Usually if it's a project I work on, I'll need to do enough literature review to search for these kinds of experimental evidence. Unfortunately I tried to avoid covid-related projects in previous years except for teaching, so I don't have much knowledge on it.

But even if we have an experimental model, relaxing it with a forcefield or redocking with a program would change the coordinates a bit, ideally only minor changes compared to experimental structures. These changes are forcefield/method dependent, may reflects method accuracies or sometimes just happens, or in nature it really has multiple alternative poses, or sometimes can be a problem in the experimental model.

[rosie4loop]

From a quick glimpse of the link provided by cache that I also posted earlier (https://apps.thesgc.org/SARSCoV2_pocketome/icm/nsp13_html.html) my guess would be staying around the RNA-binding site that have overlap with crystallized fragments. (scroll to the bottom of the page and click fragment hits to see it in the viewer, where purple spheres overlapping the RNA ribbon)

And focus on interaction with conserved residues (segments) around there. Don't get it towards the ATP binding site since it's not conserved, and avoid the orange patches indicating mutated residues.

[rmoretti]

We really don't know how these compounds bind - we just have experimental evidence that they do.

The goal is to find compounds which compete with the RNA in the RNA binding site of the protein. The compounds that we're starting with are in those pocket, so anything in the same general area will likely work. But we don't have any particular residues which we know are interacting with the compound, or any particular interactions which we definitely need to meet. Something which binds well in the same general area is what we're looking for.
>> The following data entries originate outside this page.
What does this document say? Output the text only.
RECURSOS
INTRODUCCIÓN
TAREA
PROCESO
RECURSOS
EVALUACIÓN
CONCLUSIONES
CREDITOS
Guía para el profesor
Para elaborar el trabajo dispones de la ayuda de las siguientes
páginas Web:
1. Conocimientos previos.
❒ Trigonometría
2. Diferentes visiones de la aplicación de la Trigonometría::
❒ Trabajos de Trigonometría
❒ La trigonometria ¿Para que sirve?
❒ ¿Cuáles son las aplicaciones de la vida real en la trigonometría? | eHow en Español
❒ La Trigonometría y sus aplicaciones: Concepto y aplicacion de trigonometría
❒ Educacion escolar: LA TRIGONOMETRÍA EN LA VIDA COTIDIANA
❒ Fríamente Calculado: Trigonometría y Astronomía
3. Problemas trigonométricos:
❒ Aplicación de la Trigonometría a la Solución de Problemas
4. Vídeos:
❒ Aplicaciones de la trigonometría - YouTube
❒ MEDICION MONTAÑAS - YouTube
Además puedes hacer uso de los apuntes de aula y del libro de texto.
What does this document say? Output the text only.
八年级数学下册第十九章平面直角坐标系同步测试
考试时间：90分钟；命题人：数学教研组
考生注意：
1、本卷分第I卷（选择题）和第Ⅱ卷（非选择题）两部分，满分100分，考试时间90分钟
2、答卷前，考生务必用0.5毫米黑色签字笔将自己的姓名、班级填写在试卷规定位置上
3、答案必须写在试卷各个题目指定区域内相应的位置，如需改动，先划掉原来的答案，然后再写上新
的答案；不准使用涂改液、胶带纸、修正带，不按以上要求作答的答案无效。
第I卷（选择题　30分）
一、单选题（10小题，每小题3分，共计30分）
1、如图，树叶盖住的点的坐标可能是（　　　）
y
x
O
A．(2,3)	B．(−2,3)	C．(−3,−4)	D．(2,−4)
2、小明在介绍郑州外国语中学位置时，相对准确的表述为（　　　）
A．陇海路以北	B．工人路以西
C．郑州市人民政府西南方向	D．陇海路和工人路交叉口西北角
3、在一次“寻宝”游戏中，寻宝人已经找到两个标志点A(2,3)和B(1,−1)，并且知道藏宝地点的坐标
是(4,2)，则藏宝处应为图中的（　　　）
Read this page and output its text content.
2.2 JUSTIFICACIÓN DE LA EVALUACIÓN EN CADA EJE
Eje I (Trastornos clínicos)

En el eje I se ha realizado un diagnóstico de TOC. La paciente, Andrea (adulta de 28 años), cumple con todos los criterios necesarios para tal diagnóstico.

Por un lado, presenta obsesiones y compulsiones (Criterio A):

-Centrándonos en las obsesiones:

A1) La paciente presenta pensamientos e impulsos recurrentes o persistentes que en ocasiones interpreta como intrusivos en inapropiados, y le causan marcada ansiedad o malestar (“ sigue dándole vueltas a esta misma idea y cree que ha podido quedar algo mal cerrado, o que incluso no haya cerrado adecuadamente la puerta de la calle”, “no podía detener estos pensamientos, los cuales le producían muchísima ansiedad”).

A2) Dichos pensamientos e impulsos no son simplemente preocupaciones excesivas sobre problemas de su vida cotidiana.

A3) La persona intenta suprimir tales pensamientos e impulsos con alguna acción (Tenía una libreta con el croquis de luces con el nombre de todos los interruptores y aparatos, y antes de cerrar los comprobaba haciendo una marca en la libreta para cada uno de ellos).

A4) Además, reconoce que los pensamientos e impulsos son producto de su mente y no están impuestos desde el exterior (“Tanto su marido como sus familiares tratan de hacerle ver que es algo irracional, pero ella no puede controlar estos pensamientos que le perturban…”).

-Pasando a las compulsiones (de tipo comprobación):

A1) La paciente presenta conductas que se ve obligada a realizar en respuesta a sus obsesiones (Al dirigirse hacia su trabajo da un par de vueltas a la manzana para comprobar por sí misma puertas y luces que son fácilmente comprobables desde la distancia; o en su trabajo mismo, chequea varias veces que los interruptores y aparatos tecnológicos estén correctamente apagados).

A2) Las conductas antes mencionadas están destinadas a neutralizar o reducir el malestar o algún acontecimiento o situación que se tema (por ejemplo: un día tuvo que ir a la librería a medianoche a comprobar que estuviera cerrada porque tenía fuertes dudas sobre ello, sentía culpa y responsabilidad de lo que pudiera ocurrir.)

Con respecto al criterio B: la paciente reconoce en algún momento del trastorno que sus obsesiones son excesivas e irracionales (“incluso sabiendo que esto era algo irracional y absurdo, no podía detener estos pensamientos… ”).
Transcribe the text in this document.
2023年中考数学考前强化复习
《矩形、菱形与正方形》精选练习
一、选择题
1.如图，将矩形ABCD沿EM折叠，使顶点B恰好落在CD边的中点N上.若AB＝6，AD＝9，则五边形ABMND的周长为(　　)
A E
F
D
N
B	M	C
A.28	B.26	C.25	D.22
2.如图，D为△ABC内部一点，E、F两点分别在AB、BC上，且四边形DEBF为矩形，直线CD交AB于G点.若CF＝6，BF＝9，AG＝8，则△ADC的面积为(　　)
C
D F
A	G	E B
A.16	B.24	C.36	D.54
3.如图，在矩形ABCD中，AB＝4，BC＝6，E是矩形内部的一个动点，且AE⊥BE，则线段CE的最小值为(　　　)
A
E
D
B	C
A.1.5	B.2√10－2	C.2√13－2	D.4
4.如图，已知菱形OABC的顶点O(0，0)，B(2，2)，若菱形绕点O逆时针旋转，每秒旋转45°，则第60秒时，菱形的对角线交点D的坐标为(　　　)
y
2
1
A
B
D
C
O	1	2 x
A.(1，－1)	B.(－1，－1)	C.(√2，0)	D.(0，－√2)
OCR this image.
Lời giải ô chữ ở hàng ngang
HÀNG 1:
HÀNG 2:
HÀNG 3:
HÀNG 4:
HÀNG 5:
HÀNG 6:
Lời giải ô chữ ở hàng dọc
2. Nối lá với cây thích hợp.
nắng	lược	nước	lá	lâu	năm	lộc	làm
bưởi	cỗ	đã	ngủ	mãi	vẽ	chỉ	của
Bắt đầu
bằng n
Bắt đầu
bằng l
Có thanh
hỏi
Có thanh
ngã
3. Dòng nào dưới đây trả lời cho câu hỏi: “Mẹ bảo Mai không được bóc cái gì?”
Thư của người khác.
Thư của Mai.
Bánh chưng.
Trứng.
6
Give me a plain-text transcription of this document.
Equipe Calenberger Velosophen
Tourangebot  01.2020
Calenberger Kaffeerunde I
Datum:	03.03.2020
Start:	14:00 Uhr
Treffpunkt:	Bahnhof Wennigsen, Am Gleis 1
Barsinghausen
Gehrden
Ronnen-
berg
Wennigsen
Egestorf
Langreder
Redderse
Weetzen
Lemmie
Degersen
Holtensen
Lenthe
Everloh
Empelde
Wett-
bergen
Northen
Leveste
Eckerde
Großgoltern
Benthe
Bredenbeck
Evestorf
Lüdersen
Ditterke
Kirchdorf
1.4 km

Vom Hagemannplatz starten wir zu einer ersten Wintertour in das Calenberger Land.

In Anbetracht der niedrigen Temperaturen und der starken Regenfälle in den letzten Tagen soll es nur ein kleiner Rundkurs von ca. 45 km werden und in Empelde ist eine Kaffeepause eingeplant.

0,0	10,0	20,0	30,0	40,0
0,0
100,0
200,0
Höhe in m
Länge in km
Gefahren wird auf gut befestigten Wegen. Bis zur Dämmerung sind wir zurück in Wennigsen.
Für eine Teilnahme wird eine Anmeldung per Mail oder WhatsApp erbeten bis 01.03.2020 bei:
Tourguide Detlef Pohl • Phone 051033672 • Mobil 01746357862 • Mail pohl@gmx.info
In fact, this "Structure Activity Relationship" phase is attempting to investigate where/how the ligand binds. If we have generally the same ligand, but with slight differences, then that can help narrow down what the binding mode is – you want a binding mode compatible with all the structures which bind, and where the compounds which don't bind have a plausible explanation (e.g. they clash with the protein) for why they don't. (The assumption being that all the compounds in the series will bind in more-or-less the same way, which is an assumption which doesn't always hold, but holds often enough to be useful.)

[BootsMcGraw]

Would love to play this round, but once again, no library function available, and no additional playing time to make up for the once again broken tools. Is it any wonder this game is hemorrhaging players?